The pileated woodpeckers love the banks of the St. Lucie, their homes in the holes that so often look toward the river from palmetto stubs on the banks. Once seen, I do not find the bird difficult of approach. I watched one at close range the other morning for a quarter of an hour while he dug at an ash limb as if he intended to make a nest in it, but after all his grubbing was merely for breakfast food, which he pulled out and swallowed with gusto, his little slim neck and perky head reminding me of those of a guinea-fowl. I do not think Ceophoeus pileatus a handsome bird, but he is fast becoming a rare one and just to watch a pair is a privilege.
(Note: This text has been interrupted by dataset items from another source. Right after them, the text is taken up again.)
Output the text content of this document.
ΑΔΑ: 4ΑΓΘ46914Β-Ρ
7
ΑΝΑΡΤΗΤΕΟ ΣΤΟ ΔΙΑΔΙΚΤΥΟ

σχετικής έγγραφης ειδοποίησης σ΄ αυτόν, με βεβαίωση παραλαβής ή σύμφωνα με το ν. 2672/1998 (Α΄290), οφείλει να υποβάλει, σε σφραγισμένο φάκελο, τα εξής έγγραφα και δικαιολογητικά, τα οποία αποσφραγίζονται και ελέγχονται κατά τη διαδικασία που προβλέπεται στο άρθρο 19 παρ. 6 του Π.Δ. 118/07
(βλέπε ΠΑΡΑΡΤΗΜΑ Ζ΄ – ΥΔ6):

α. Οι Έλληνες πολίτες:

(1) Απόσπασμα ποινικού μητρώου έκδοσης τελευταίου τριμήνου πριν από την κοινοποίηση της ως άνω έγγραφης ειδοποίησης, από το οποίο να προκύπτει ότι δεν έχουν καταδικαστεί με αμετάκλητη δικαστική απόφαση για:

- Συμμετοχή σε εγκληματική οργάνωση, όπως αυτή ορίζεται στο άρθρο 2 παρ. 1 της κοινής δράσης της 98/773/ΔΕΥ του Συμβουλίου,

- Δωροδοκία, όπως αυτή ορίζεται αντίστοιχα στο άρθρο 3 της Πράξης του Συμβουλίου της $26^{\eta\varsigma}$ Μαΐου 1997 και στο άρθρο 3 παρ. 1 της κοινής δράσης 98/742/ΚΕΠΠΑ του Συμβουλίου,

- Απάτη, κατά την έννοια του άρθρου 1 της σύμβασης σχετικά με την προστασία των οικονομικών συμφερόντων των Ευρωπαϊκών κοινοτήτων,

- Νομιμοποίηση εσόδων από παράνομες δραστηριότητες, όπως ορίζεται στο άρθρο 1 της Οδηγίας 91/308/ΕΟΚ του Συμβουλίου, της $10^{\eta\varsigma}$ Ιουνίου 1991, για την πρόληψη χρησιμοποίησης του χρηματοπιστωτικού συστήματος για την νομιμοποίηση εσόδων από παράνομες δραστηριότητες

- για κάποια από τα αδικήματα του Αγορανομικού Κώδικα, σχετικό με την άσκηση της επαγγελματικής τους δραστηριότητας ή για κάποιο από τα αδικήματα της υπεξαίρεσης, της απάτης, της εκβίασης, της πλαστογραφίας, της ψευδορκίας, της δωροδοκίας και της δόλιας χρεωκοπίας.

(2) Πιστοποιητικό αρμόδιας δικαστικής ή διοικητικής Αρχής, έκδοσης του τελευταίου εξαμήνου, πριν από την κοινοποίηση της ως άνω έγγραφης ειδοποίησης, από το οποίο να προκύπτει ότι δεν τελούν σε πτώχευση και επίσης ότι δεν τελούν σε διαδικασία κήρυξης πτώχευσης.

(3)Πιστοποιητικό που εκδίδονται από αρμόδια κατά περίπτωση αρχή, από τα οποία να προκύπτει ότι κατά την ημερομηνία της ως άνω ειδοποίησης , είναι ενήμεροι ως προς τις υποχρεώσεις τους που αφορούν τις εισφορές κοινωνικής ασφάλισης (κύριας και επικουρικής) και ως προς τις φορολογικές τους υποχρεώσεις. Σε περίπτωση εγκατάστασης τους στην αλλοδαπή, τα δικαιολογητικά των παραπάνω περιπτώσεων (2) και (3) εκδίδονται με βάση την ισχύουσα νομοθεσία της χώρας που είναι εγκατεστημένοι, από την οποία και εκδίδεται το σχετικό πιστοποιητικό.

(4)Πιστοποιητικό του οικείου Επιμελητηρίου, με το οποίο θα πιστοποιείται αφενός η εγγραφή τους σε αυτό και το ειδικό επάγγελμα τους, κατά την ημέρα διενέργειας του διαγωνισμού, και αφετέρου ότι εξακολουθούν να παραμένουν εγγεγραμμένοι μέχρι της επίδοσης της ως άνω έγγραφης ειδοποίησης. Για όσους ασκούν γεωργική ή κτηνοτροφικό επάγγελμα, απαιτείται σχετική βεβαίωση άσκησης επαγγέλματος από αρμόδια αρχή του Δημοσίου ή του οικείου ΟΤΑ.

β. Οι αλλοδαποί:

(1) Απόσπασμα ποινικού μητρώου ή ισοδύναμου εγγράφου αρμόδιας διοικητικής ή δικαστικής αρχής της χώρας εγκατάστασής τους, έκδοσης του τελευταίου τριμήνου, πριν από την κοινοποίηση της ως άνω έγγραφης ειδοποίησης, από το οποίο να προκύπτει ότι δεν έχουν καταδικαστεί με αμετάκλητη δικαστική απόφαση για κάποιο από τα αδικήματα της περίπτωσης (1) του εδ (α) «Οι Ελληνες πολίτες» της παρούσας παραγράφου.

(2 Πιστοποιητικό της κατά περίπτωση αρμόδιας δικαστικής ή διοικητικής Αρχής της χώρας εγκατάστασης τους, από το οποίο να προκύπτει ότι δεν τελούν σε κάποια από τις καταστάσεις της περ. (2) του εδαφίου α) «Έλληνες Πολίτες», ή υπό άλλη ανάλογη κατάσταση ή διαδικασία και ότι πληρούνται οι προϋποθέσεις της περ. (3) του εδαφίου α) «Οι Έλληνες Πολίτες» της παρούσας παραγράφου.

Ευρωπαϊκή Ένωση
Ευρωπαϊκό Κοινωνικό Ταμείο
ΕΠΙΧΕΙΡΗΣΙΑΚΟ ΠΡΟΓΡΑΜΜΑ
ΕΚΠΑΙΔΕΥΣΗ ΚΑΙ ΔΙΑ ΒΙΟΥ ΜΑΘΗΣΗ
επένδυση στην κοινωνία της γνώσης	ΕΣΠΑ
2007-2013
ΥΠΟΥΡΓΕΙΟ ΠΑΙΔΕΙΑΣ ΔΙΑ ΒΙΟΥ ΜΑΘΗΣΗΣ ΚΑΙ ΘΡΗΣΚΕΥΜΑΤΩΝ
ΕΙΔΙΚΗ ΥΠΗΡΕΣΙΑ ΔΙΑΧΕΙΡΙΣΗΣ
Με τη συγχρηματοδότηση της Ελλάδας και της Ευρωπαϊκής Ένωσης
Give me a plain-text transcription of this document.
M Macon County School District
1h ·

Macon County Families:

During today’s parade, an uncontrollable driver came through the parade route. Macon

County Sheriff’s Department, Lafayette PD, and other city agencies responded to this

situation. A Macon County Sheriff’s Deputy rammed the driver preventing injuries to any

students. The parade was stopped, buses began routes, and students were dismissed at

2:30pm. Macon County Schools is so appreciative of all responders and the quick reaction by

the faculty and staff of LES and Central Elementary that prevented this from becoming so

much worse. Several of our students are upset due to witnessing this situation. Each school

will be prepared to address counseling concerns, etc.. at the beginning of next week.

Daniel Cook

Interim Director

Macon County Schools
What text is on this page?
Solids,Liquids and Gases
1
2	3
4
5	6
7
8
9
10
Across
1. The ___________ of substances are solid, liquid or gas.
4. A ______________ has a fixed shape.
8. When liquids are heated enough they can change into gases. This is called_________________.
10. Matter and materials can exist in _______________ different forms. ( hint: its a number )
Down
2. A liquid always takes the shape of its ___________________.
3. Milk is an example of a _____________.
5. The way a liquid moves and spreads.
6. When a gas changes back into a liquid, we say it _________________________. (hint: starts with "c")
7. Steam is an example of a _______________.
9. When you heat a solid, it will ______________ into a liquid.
There is nothing rare about the little green heron. He is almost as common to Massachusetts in summer as he is to Florida in winter, yet I think I would pick him for the gentle genius of the stream. On bright days this little fellow is not so easy to find. You will pass a dozen, sitting motionless and dumpy, head on breast and neck telescoped down between the shoulders, for one that you will see. He is a sweet little cherub of a bird thus, and he will keep his pose till you approach very near, knowing that immobility often means invisibility. I like to steadily intrude on him and watch his change of demeanor when he feels sure that he is watched. Gradually all dumpiness goes. His neck appears, then stretches till he will almost rival the water turkey.

Alertness grows upon him. His head cocks with a perky air and a crest rises on it. He walks, foot over foot, up his limb and finally poises there, as assertive and vigilant as a red-headed Street urchin standing tiptoe behind the bat when the bases are full and the honor of the ward hangs on the next play. He reminds me of just that. But the resemblance ceases when he flies, for he just gives a flop or two, over perhaps to the next bush, then sinks into immobility again, seemingly confident that he has found safety by his flop.

But over all rare or common birds, graceful or awkward shrubs or trees, waves everywhere the benedictory grace of the palmettos. Ferns love them and climb by the brackets of their young trunks to the tops where they still grow when the trees are old and the boles are smooth to the crown of living petioles. Often the weather or some strange trick of growth has caned the upper portions of these aged trunks till the feathery fronds seem set in vases mounted in pedestals, and the ferns and air plants seem as if tucked into these by the slim fingers of some tall goddess of the woods. So across them falls the topaz splendor of the tropic sunset and as quick night glooms the river the passing sun caresses the palmettos last and leaves them, rustling gentle wildwood talk among themselves, waiting his return.